Articles should be submitted to editor@arabstudiesjournal.org by 30 April 2013. Please follow the Journal’s submission guidelines. If you would like to discuss your article before submission, please contact the special issue editors, Ruba Salih, ruba.salih@soas.ac.uk and Sophie Richter-Devroe, s.richter-devroe@exeter.ac.uk.

 

PUB: Call for Papers for Caribbean Intransit: Antithesis/Synthesis—Fine Art and Cultural Heritage > Repeating Islands

Call for Papers for Caribbean

Intransit:Antithesis/Synthesis

 —Fine Art and Cultural Heritage

Guest editors James Early, Diana N’Diaye, and Dominique Brebion extend a call for papers for Issue 5 of Caribbean InTransit: Antithesis/Synthesis: Fine Art and Cultural Heritage. The deadline for submissions is April 15, 2013.

Description: Are expressions of “fine art” and “cultural heritage” mutually exclusive, beneficial and/or interchangeable? There are a plethora of terms that seek to distinguish arts connected to “heritage” including such performance based genres as carnival regalia, genre paintings such as those created by Amos Ferguson and utilitarian arts such as basketmaking or fashion, from the arts taught historically in the academy- painting or sculpture.
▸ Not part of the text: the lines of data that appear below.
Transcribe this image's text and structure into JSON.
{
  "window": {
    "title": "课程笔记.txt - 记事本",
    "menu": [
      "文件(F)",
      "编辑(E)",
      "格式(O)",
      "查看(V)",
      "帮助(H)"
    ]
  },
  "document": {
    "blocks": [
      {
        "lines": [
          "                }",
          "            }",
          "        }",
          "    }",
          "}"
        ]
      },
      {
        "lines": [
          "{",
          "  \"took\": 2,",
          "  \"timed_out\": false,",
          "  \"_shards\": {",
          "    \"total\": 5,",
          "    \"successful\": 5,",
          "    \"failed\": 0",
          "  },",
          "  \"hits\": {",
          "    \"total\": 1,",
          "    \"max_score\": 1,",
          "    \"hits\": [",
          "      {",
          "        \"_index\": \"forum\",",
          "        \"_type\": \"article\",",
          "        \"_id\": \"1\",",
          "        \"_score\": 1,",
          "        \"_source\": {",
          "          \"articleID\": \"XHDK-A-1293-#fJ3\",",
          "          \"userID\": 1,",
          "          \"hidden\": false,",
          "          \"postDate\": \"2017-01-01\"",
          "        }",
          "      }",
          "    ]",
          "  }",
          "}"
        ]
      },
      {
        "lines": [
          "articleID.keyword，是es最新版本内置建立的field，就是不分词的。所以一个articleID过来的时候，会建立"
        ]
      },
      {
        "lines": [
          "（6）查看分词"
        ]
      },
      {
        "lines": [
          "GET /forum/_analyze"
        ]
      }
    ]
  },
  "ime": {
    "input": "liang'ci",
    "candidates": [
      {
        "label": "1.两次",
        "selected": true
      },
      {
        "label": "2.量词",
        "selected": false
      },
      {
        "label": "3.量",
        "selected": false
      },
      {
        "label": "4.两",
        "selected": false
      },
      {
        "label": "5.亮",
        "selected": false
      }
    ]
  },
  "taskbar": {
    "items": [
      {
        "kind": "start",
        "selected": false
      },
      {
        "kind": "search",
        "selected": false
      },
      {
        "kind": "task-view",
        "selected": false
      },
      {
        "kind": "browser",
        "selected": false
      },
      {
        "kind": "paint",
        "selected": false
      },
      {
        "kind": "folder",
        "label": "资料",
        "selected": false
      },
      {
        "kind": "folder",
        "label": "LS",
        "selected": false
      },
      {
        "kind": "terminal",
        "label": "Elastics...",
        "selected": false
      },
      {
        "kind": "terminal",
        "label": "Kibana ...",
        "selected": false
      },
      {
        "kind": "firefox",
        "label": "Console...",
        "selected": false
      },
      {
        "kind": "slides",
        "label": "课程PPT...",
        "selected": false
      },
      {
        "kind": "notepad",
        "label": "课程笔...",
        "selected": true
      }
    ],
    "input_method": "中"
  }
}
The K2K alliance in Trinidad and Tobago, which combines carnival costume design with high fashion, and the exhibition of Junkanoo costumes in the Bahamas National Art Gallery space, are recent initiatives that urge further thought on these interactions between the fine art and cultural heritage. K2K and National Art Gallery of the Bahamas demonstrate that through contemporary art practice these categories are being subverted, blended, and may not even be sensibly employed. These concerns are poignant for artists practicing within the Caribbean and in the Diasporas. What does this mean for Caribbean and Caribbean diaspora artists accessing “heritage”? This fifth issue of Caribbean InTransit takes up the intersections between forms of the fine arts, including visual and performing arts, and cultural heritage. [. . .] How do artists and artisans amalgamate the categories of fine arts and cultural heritage and what is gained or lost by so doing? What might these mergers say about global postmodernism, our historical moment in the Caribbean, or a regional Caribbean aesthetics? Such concerns may also raise questions about the ways art is defined, catalogued, presented and practiced in the Caribbean. How does the region mediate Afro, Indo, Euro, Amerindian and other conceptualizations of art? And what is the role that artists, cultural workers, cultural organizations and cultural policy may play in transforming how the arts and culture are considered, characterized and taught in the Caribbean?
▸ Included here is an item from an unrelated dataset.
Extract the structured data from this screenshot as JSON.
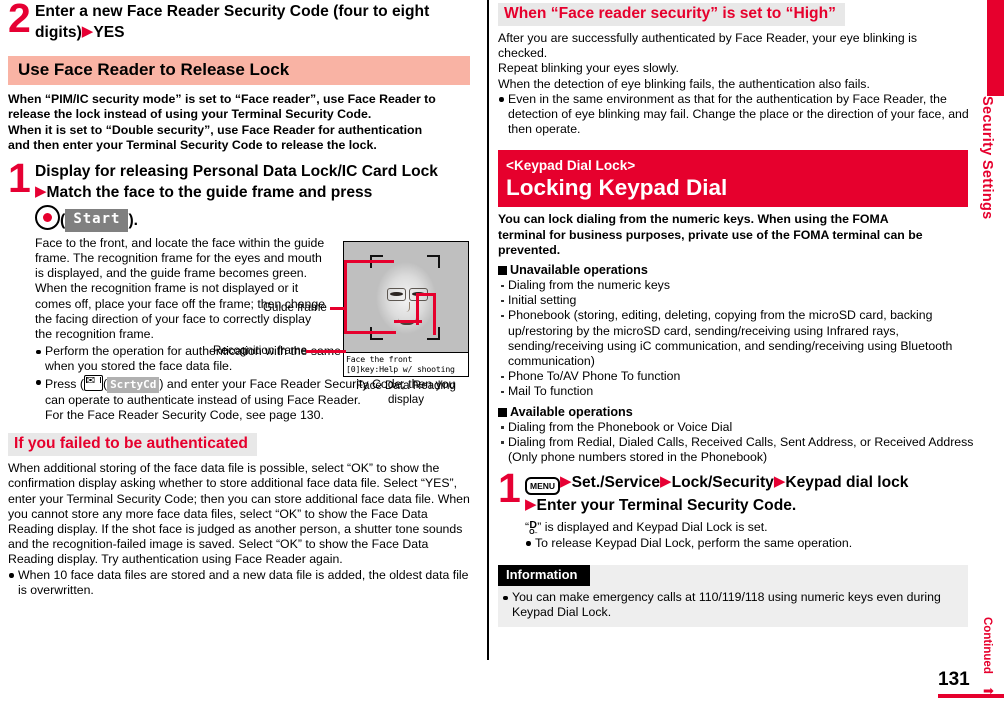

For this issue, we seek artistic works, collaborative practice, essays, music, dance and dialogues that address the above mentioned considerations. Work that reconnects shared heritage(s), attempts re-constructive dialogue(s) and probes the invisible and anonymous past(s) of post-colonial realities that determine how we practice art(s) and culture(s) are welcome.

We welcome 4000-5000 word essays, in English, Spanish or French. Artwork, music, dance, poetry, mas or junkanoo designs or any other artistic expression with blurbs in English, French, Spanish, Dutch, dialect or creole are welcome as well as films in any language with subtitles in English. Fiction or non-fiction writings in English or dialects will be accepted. Writings in dialect should be accompanied by a translation of terms. Research papers on visual or vocal modes of expression as well as interviews of contemporary artists in English are also welcome.